「辰吾....俺もお前も一回落ち着こう。咲の言う通り喧嘩何か始まっても意味無いし、実里がこっちに来るだけだ。」
辰吾は私の方をチラッと見て嫌々了承した。きっとこの状況が意味不明過ぎて、今すぐにでも答えを叩きだしたいのだろう。
秀哉はそれから一息つけてまた喋り始めた。
「とにかく皆旅館から逃げることを第一に考えてくれ。これ以上皆が危険な目にあう必要はない。風華と恵美は俺が必ず探し出す。」
「ふざけないでよ。私は風華を探すためにここに来たんだし、ここでこんな事が起きてるんなら尚更風華が危ない。そんな時にのこのこと家に帰るって?冗談じゃない。
私も風華を探す!!」
私は秀哉の手を振りほどき向かい合う感じでそう言う。秀哉は少し驚きを見せていた。
「そうよ秀哉君。
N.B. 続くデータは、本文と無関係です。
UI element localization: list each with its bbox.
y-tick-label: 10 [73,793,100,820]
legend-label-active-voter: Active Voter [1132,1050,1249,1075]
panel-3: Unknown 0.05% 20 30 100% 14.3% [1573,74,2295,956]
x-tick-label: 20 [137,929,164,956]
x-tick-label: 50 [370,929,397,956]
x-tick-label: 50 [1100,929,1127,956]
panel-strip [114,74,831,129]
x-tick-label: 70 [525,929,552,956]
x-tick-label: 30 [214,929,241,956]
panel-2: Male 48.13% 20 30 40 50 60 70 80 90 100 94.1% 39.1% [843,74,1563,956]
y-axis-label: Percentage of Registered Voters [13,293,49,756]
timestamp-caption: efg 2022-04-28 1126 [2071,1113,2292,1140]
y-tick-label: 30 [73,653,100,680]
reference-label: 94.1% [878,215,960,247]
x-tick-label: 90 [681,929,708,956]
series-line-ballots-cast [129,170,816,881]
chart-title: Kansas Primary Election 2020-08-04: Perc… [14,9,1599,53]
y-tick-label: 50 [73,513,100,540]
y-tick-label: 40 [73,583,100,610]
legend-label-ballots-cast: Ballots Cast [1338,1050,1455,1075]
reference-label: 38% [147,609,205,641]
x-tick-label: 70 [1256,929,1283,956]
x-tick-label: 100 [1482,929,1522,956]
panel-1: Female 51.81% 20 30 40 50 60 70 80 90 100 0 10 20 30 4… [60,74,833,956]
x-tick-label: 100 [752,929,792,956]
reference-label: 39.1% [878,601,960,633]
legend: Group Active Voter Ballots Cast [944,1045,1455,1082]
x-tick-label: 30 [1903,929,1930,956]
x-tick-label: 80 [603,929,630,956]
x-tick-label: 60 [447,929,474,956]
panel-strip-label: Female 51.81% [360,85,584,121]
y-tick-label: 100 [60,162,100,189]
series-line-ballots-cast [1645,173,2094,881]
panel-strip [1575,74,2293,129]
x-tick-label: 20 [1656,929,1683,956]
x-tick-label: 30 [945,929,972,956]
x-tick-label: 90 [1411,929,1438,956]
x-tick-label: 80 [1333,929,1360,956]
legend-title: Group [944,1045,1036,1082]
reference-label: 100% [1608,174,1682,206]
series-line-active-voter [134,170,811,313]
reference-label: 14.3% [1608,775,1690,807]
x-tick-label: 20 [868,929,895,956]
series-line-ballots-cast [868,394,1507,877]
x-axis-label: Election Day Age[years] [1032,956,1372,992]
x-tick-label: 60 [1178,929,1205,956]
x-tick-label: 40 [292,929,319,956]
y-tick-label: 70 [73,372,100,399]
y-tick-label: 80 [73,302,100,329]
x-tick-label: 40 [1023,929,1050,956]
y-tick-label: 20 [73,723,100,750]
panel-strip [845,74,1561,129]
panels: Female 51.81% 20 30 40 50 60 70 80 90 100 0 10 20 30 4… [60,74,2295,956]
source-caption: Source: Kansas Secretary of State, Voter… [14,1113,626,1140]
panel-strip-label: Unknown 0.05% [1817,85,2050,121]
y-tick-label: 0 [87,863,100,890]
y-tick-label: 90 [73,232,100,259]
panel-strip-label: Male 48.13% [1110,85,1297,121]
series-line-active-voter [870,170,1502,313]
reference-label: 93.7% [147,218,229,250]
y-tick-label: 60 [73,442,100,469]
私だって風華を助けたいし守りたい。それは戦場に立っても地獄みたいな状況になっても変わらないわ。」
さっきまで震えていた手はすっかり収まり、怯えていた表情から覚悟の決まったキリッとした顔になっていた。
秀哉はどことなく止めたがってはいたものの、私とおばちゃんの覚悟を分かったかのようにうなづいて見せてくれた。
私達の心は一つにまとまったが、一人だけそのまとまりに入れない辰吾がいた。辰吾は歯をガチガチとしながら周りを警戒していた。